Carter Ratcliff’s book begins with an overview of the life and career of Thomas Hart Benton, a mentor of sorts for Jackson Pollock in art, alcoholism, and overbearing behavior. Although Pollock dominates the book, Andy Warhol is also a major figure. The book concentrates almost exclusively on the New York art scene. Other artists receiving coverage include Robert Smithson, Lynda Benglis, Robert Longo, Jasper Johns, and Frank Stella.

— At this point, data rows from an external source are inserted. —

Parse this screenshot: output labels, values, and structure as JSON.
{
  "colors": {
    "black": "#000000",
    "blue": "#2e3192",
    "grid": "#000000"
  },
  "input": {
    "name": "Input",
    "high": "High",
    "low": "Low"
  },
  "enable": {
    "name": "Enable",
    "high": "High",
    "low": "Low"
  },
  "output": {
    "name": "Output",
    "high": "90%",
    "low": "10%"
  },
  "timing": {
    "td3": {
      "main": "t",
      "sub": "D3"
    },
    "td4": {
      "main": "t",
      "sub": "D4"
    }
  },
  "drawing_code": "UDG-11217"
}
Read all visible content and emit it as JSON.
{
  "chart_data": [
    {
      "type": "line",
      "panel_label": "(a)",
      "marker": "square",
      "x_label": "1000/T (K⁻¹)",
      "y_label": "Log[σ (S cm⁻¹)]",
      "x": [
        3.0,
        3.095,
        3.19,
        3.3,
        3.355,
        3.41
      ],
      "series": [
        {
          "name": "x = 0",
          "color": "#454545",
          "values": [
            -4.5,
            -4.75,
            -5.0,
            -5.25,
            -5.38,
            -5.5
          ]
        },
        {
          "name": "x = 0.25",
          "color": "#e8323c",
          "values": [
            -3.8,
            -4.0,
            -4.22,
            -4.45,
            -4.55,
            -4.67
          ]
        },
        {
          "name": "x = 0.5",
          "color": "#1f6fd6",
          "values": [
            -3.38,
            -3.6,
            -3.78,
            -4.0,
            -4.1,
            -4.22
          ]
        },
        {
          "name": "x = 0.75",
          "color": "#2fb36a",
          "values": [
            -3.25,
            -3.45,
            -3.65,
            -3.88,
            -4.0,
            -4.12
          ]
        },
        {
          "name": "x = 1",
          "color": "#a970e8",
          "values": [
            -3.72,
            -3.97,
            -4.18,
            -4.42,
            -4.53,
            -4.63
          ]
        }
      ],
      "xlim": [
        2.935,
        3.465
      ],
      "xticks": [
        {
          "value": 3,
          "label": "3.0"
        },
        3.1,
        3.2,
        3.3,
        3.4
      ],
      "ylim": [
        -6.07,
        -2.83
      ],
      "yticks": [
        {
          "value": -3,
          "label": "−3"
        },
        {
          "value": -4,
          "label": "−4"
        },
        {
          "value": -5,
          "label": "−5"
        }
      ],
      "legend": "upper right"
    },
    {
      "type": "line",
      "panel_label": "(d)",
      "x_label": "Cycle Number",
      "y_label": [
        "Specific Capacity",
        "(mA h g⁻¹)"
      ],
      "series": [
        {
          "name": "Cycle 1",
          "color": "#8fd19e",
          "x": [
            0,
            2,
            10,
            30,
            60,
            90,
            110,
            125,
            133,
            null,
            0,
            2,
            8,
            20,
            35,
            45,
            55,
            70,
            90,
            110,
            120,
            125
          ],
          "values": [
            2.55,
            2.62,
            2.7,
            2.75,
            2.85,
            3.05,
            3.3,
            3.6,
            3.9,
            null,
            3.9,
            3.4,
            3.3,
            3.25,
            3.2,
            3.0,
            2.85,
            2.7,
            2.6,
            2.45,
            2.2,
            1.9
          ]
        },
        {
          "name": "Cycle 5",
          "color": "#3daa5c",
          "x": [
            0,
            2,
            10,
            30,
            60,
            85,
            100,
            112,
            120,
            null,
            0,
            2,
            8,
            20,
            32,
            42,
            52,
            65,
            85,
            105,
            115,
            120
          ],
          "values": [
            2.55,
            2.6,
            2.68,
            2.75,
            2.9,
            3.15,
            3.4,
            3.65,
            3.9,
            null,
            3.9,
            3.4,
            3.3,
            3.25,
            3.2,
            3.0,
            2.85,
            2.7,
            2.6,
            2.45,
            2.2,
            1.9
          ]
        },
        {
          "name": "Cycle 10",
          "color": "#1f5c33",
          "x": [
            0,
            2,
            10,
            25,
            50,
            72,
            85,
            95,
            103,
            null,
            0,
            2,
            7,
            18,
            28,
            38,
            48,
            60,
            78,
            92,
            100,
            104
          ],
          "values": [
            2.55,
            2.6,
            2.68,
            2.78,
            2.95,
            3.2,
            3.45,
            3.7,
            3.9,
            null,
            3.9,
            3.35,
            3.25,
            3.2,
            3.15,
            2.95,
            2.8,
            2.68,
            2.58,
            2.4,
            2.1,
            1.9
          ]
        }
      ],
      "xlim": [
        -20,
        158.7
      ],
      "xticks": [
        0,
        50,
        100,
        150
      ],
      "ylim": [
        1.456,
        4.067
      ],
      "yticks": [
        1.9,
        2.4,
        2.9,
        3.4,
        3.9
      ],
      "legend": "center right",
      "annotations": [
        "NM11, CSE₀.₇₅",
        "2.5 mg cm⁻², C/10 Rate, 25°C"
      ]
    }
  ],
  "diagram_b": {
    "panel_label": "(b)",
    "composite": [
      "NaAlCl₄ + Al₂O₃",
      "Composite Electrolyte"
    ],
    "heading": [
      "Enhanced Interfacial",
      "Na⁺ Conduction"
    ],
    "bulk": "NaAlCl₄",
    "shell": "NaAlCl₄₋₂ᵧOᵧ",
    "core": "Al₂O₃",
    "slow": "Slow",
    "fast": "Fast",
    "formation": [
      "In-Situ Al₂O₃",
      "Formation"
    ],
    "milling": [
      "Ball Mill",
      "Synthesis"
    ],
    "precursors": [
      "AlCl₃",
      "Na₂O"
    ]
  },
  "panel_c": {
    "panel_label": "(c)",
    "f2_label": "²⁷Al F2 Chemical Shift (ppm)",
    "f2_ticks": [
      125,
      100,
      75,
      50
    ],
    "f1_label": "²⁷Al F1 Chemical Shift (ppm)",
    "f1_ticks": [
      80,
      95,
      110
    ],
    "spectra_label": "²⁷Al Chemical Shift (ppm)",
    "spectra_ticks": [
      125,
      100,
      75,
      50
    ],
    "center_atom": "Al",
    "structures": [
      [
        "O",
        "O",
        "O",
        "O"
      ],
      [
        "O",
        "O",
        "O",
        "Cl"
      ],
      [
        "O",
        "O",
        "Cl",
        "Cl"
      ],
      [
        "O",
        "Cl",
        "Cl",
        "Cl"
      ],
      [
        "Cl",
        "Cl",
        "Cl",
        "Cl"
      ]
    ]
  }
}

Without resorting to hyperbole or didacticism, Ratcliff conveys to the reader an understanding of Pollock’s great, iconoclastic achievement. Ratcliff summarizes the opinions of biographers and critics who have tried to explain the historical significance of Pollock’s rebellion against representation in his drip paintings, some of whom analyze it as an American declaration of independence that is more thorough than that of Benton. Others examine the paintings in psychological terms, seeing in them an angry and absolute insistence on subjective experience. Pollock’s grand achievement as an artist is, in terms of contrast, made grander by his legendary and documented failures as a human being. Ratcliff also confirms the incident in which a nude Pollock urinated into the fireplace in Peggy Guggenheim’s living room in front of a group of friends.
Warhol receives something rare in art criticism—a fair, evenhanded, and admiring treatment. He is neither overpraised nor vilified.
Anecdotal and scholarly, personal and intelligent, THE FATE OF A GESTURE: JACKSON POLLOCK AND POSTWAR AMERICAN ART is a readable and informative addition to the crowded field of books about postwar art in New York.